In CMBLensing.jl, the argmaxf_logpdf function performs this task. Its arguments are similar to logpdf,

f_wf, = argmaxf_logpdf(ds, (;ϕ); conjgrad_kwargs=(tol=1e-1,progress=true));

Conjugate Gradient: 100%|███████████████████████████████| Time: 0:00:11

Wiener filtering effectively delenses the data by a given $\phi$. Here we are Wiener filtering at the true $\phi$, so this is perfect delensing. Note below the large amount of B mode power in the data, as well as the aliasing near the border mask, and how this is removed in the Wiener filtered B, which visually is tracing the true B map up to the level of the noise.

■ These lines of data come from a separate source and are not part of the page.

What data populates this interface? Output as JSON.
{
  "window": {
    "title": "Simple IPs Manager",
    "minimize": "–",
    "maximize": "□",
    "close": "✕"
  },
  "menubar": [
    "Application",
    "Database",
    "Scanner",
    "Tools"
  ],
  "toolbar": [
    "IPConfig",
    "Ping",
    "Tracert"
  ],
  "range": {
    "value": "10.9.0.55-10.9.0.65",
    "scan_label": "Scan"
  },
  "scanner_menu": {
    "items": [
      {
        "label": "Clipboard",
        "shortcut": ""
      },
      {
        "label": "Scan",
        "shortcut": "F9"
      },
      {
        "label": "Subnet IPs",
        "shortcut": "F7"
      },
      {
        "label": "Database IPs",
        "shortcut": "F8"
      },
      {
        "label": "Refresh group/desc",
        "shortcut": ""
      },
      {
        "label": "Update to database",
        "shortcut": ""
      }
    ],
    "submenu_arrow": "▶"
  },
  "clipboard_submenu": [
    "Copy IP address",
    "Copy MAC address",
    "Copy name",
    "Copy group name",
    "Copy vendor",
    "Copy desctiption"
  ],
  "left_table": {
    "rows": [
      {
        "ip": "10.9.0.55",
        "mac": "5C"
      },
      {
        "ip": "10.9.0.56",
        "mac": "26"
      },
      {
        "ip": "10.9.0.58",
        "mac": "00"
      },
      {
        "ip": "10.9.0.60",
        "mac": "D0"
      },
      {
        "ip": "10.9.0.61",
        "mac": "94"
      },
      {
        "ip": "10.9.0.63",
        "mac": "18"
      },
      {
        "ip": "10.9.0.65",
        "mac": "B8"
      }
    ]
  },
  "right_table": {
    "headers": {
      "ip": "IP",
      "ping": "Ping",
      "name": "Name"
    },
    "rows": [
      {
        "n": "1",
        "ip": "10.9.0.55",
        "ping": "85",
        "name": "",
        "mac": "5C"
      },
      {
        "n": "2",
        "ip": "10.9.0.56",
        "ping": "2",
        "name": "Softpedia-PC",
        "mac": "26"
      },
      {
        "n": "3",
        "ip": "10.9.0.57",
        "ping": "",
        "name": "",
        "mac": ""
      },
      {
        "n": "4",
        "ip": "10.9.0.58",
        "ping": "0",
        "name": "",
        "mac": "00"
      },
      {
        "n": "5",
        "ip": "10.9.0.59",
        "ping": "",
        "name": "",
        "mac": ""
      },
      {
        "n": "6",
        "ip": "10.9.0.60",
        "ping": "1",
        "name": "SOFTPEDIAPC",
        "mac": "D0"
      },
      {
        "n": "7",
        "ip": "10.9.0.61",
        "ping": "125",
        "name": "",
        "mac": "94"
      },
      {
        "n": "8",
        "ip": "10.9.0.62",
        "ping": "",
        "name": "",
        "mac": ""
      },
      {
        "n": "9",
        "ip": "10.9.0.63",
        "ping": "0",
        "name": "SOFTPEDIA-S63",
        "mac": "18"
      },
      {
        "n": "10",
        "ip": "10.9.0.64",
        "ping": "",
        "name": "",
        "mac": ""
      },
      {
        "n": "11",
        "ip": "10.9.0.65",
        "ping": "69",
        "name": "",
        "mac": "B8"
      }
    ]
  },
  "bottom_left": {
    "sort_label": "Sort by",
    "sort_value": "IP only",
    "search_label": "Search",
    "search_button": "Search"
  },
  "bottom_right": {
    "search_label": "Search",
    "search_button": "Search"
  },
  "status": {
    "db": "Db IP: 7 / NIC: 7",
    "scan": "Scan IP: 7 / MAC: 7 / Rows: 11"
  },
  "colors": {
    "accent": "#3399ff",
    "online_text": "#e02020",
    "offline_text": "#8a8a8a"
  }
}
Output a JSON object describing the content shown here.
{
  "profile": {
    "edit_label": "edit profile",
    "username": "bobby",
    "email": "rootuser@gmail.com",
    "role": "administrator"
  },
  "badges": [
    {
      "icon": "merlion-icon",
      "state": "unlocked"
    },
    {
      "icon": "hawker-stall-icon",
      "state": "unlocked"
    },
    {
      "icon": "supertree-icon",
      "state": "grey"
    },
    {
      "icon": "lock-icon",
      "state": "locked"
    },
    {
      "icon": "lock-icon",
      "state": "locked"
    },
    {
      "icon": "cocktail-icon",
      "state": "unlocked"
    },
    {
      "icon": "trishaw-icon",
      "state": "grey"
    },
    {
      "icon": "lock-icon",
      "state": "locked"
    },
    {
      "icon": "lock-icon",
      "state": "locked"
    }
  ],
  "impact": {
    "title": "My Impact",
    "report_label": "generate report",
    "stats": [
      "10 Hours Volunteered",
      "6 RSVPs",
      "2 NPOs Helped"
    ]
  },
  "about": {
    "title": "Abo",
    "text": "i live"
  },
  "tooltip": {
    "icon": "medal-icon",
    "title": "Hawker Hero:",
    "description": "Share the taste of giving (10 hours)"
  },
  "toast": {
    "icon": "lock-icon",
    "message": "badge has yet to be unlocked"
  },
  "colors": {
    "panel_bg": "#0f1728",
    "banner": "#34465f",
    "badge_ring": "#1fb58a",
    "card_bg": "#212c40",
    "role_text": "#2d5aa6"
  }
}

plot([ds.d, f_wf, f], title=["data ", "Wiener filtered ", "true "] .* ["E" "B"]);

png

Posterior gradients

Fundamental to maximization and sampling algorithms in high dimensions are gradients of the posterior. CMBLensing.jl uses the interface provided by the automatic differentiation library Zygote to compute these gradients.

using Zygote

Zygote provides the gradient function, which takes a function for which to evaluate the gradient as the first argument, and the value at which to evaluate the gradient as the second argument. For example:

gradient(x->3x^2+2x, 1)

(8.0,)

Gradients of the CMB lensing posterior work in exactly the same way. For example, to take the gradient with respect to $\phi$ in the mixed parametrization, where we fix $f$ to the Wiener filter computed above and evaluate the gradient at $\phi=0$, we can do:

gϕ = gradient(ϕ° -> logpdf(Mixed(ds); f°=f_wf, ϕ°), 0ϕ)[1];

Here's what this gradient looks like multiplied by $\mathbb{C}_\phi$. This is actually the first gradient step in the iterative joint maximum a posteriori estimation. You can see below this very broadly matches the truth:

plot([ds.Cϕ*gϕ ϕ], title=["gradient step" "true ϕ"])

png

You are free to manipulate the fields inside of the function whose gradient is being taken, and Zygote will automatically propagate the chain rule for you:

gradient(ϕ -> -2logpdf(ds; f=f_wf, ϕ=3ϕ), 0ϕ)[1] ≈ -6 * gradient(ϕ -> logpdf(ds; f=f_wf, ϕ), 0ϕ)[1]

true

Automatic differentiation with respect to any and all arguments of logpdf works, including the cosmological parameters:

gradient(Aϕ -> logpdf(ds; f, ϕ, θ=(;Aϕ)), 1)

(39.238434713564615,)

Currently Zygote is working with many (but not all) operations that you can do to fields. If you run into things which Zygote is not able to differentiate successfully (generally you'll get some error), please feel free to file an Issue with CMBLensing.jl.